彼女たちに反省の意思があり、そして過去の行いを悔やむ感情があるのならば──俺は少しだけ、その支えになるべきだ。
俺の私情も、勿論あるが。
「俺は、今度こそ貴方の店で酒を呑めることを、楽しみにしている」
「…………」
大将の返事はない。
だが──返事を待つ必要もないだろう。
俺が椅子から立ち上がり病室の扉に向かえば、アコが忙しなく目配せをして何かを主張していた。
…………ああ、恐らくこんな状況で置いて行くなと言いたいのか。
アコの主張は正しい。被害者と加害者が、第三者を挟まずに会話するなど、何か問題が起きてもおかしくはないだろうが……そこは柴大将との約束だ。破るつもりはない。
そろそろアヤネが教室に戻ってくる頃だろうし、何よりそれまでに終わらせなければならない用事もまだ残っているのだ。
俺はアコの心理的抵抗を無視する形で病室を出ようとして──立ち止まった。
ずっと言いたかったこと、言わなければならないことを思い出したのだ。
「…………?」
唐突に止まった俺の姿を見て、全員が不思議そうに俺を見ている。
言うタイミングはここしかあるまい。
「……ああ、それと」
振り返って、俺は言う。
「アコ。パーティ用のドレスならともかく、普段着で肌を晒す場所は考える事だ。風邪を引く」
「ん゛ふっ」
「なっ……!?」
「ではな、大将」
「ちょっ、待──!?」
後ろ手に扉を閉めて、一斉に騒がしくなった病室を背に(どうやらイオリがアコを押さえてくれているらしい)、俺は歩き出す。
色々あったが、アコへの個人的な仕返しはこれで十分だろう、と納得させながら。
「……さて」
昨日、というか早朝に連絡しようと思った相手に、連絡をしなくてはならない。
やらなければならないこと──やるべきことをやるために。
久しぶりの連絡に、果たして出てくれるだろうかという不安はあったものの、十のコール音の後、通信が切れる寸前で彼女は出た。
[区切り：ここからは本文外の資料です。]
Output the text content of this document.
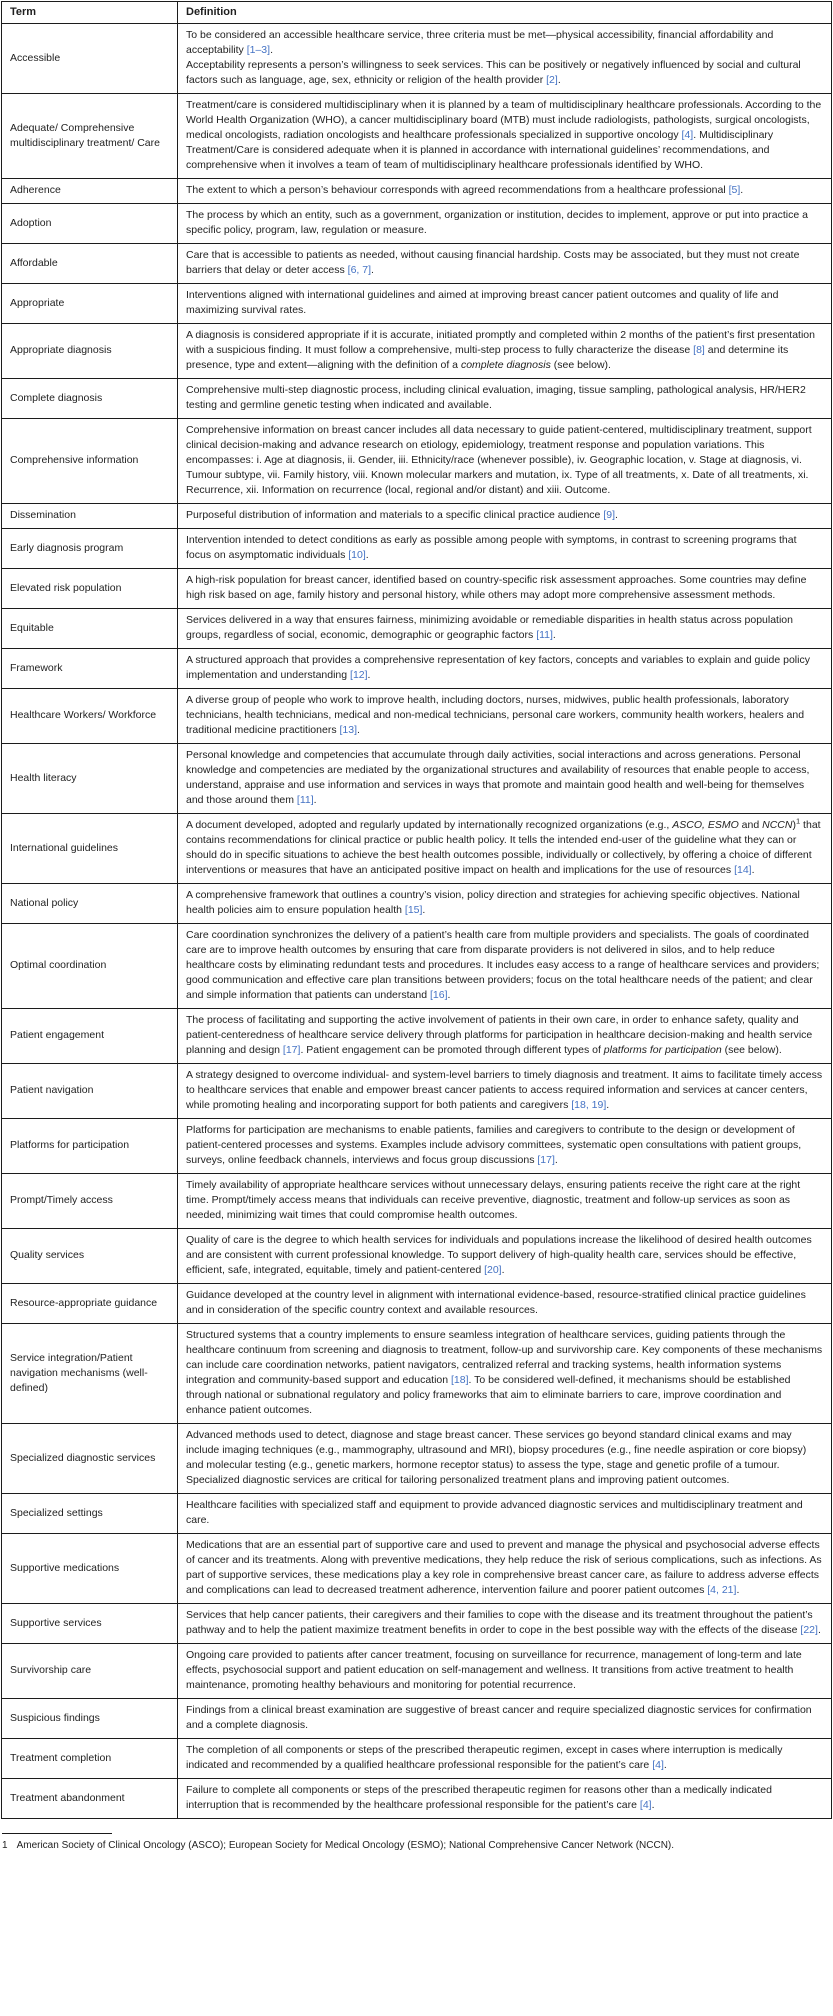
Term	Definition
Accessible	To be considered an accessible healthcare service, three criteria must be met—physical accessibility, financial affordability and acceptability [1–3].
Acceptability represents a person’s willingness to seek services. This can be positively or negatively influenced by social and cultural factors such as language, age, sex, ethnicity or religion of the health provider [2].
Adequate/ Comprehensive multidisciplinary treatment/ Care	Treatment/care is considered multidisciplinary when it is planned by a team of multidisciplinary healthcare professionals. According to the World Health Organization (WHO), a cancer multidisciplinary board (MTB) must include radiologists, pathologists, surgical oncologists, medical oncologists, radiation oncologists and healthcare professionals specialized in supportive oncology [4]. Multidisciplinary Treatment/Care is considered adequate when it is planned in accordance with international guidelines’ recommendations, and comprehensive when it involves a team of team of multidisciplinary healthcare professionals identified by WHO.
Adherence	The extent to which a person’s behaviour corresponds with agreed recommendations from a healthcare professional [5].
Adoption	The process by which an entity, such as a government, organization or institution, decides to implement, approve or put into practice a specific policy, program, law, regulation or measure.
Affordable	Care that is accessible to patients as needed, without causing financial hardship. Costs may be associated, but they must not create barriers that delay or deter access [6, 7].
Appropriate	Interventions aligned with international guidelines and aimed at improving breast cancer patient outcomes and quality of life and maximizing survival rates.
Appropriate diagnosis	A diagnosis is considered appropriate if it is accurate, initiated promptly and completed within 2 months of the patient’s first presentation with a suspicious finding. It must follow a comprehensive, multi-step process to fully characterize the disease [8] and determine its presence, type and extent—aligning with the definition of a complete diagnosis (see below).
Complete diagnosis	Comprehensive multi-step diagnostic process, including clinical evaluation, imaging, tissue sampling, pathological analysis, HR/HER2 testing and germline genetic testing when indicated and available.
Comprehensive information	Comprehensive information on breast cancer includes all data necessary to guide patient-centered, multidisciplinary treatment, support clinical decision-making and advance research on etiology, epidemiology, treatment response and population variations. This encompasses: i. Age at diagnosis, ii. Gender, iii. Ethnicity/race (whenever possible), iv. Geographic location, v. Stage at diagnosis, vi. Tumour subtype, vii. Family history, viii. Known molecular markers and mutation, ix. Type of all treatments, x. Date of all treatments, xi. Recurrence, xii. Information on recurrence (local, regional and/or distant) and xiii. Outcome.
Dissemination	Purposeful distribution of information and materials to a specific clinical practice audience [9].
Early diagnosis program	Intervention intended to detect conditions as early as possible among people with symptoms, in contrast to screening programs that focus on asymptomatic individuals [10].
Elevated risk population	A high-risk population for breast cancer, identified based on country-specific risk assessment approaches. Some countries may define high risk based on age, family history and personal history, while others may adopt more comprehensive assessment methods.
Equitable	Services delivered in a way that ensures fairness, minimizing avoidable or remediable disparities in health status across population groups, regardless of social, economic, demographic or geographic factors [11].
Framework	A structured approach that provides a comprehensive representation of key factors, concepts and variables to explain and guide policy implementation and understanding [12].
Healthcare Workers/ Workforce	A diverse group of people who work to improve health, including doctors, nurses, midwives, public health professionals, laboratory technicians, health technicians, medical and non-medical technicians, personal care workers, community health workers, healers and traditional medicine practitioners [13].
Health literacy	Personal knowledge and competencies that accumulate through daily activities, social interactions and across generations. Personal knowledge and competencies are mediated by the organizational structures and availability of resources that enable people to access, understand, appraise and use information and services in ways that promote and maintain good health and well-being for themselves and those around them [11].
International guidelines	A document developed, adopted and regularly updated by internationally recognized organizations (e.g., ASCO, ESMO and NCCN)$^1$ that contains recommendations for clinical practice or public health policy. It tells the intended end-user of the guideline what they can or should do in specific situations to achieve the best health outcomes possible, individually or collectively, by offering a choice of different interventions or measures that have an anticipated positive impact on health and implications for the use of resources [14].
National policy	A comprehensive framework that outlines a country’s vision, policy direction and strategies for achieving specific objectives. National health policies aim to ensure population health [15].
Optimal coordination	Care coordination synchronizes the delivery of a patient’s health care from multiple providers and specialists. The goals of coordinated care are to improve health outcomes by ensuring that care from disparate providers is not delivered in silos, and to help reduce healthcare costs by eliminating redundant tests and procedures. It includes easy access to a range of healthcare services and providers; good communication and effective care plan transitions between providers; focus on the total healthcare needs of the patient; and clear and simple information that patients can understand [16].
Patient engagement	The process of facilitating and supporting the active involvement of patients in their own care, in order to enhance safety, quality and patient-centeredness of healthcare service delivery through platforms for participation in healthcare decision-making and health service planning and design [17]. Patient engagement can be promoted through different types of platforms for participation (see below).
Patient navigation	A strategy designed to overcome individual- and system-level barriers to timely diagnosis and treatment. It aims to facilitate timely access to healthcare services that enable and empower breast cancer patients to access required information and services at cancer centers, while promoting healing and incorporating support for both patients and caregivers [18, 19].
Platforms for participation	Platforms for participation are mechanisms to enable patients, families and caregivers to contribute to the design or development of patient-centered processes and systems. Examples include advisory committees, systematic open consultations with patient groups, surveys, online feedback channels, interviews and focus group discussions [17].
Prompt/Timely access	Timely availability of appropriate healthcare services without unnecessary delays, ensuring patients receive the right care at the right time. Prompt/timely access means that individuals can receive preventive, diagnostic, treatment and follow-up services as soon as needed, minimizing wait times that could compromise health outcomes.
Quality services	Quality of care is the degree to which health services for individuals and populations increase the likelihood of desired health outcomes and are consistent with current professional knowledge. To support delivery of high-quality health care, services should be effective, efficient, safe, integrated, equitable, timely and patient-centered [20].
Resource-appropriate guidance	Guidance developed at the country level in alignment with international evidence-based, resource-stratified clinical practice guidelines and in consideration of the specific country context and available resources.
Service integration/Patient navigation mechanisms (well-defined)	Structured systems that a country implements to ensure seamless integration of healthcare services, guiding patients through the healthcare continuum from screening and diagnosis to treatment, follow-up and survivorship care. Key components of these mechanisms can include care coordination networks, patient navigators, centralized referral and tracking systems, health information systems integration and community-based support and education [18]. To be considered well-defined, it mechanisms should be established through national or subnational regulatory and policy frameworks that aim to eliminate barriers to care, improve coordination and enhance patient outcomes.
Specialized diagnostic services	Advanced methods used to detect, diagnose and stage breast cancer. These services go beyond standard clinical exams and may include imaging techniques (e.g., mammography, ultrasound and MRI), biopsy procedures (e.g., fine needle aspiration or core biopsy) and molecular testing (e.g., genetic markers, hormone receptor status) to assess the type, stage and genetic profile of a tumour. Specialized diagnostic services are critical for tailoring personalized treatment plans and improving patient outcomes.
Specialized settings	Healthcare facilities with specialized staff and equipment to provide advanced diagnostic services and multidisciplinary treatment and care.
Supportive medications	Medications that are an essential part of supportive care and used to prevent and manage the physical and psychosocial adverse effects of cancer and its treatments. Along with preventive medications, they help reduce the risk of serious complications, such as infections. As part of supportive services, these medications play a key role in comprehensive breast cancer care, as failure to address adverse effects and complications can lead to decreased treatment adherence, intervention failure and poorer patient outcomes [4, 21].
Supportive services	Services that help cancer patients, their caregivers and their families to cope with the disease and its treatment throughout the patient’s pathway and to help the patient maximize treatment benefits in order to cope in the best possible way with the effects of the disease [22].
Survivorship care	Ongoing care provided to patients after cancer treatment, focusing on surveillance for recurrence, management of long-term and late effects, psychosocial support and patient education on self-management and wellness. It transitions from active treatment to health maintenance, promoting healthy behaviours and monitoring for potential recurrence.
Suspicious findings	Findings from a clinical breast examination are suggestive of breast cancer and require specialized diagnostic services for confirmation and a complete diagnosis.
Treatment completion	The completion of all components or steps of the prescribed therapeutic regimen, except in cases where interruption is medically indicated and recommended by a qualified healthcare professional responsible for the patient’s care [4].
Treatment abandonment	Failure to complete all components or steps of the prescribed therapeutic regimen for reasons other than a medically indicated interruption that is recommended by the healthcare professional responsible for the patient’s care [4].
1 American Society of Clinical Oncology (ASCO); European Society for Medical Oncology (ESMO); National Comprehensive Cancer Network (NCCN).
『はい、七神リンです。お久しぶりですね、ウォルター先生』
冷徹とも言えるような──冷静な声で。
「ああ。早速で悪いが、リン。メニから書類は受け取っているか」
『ええと……ああ、はい。……これがどうかしましたか?』
俺は彼女に話す前にもう一度考える。
この作戦の意味を。
万が一の作戦を計画し、決行した場合のリスクを。
ともすれば──対策委員会全員からの信用を失う可能性を考慮した、最低の作戦を。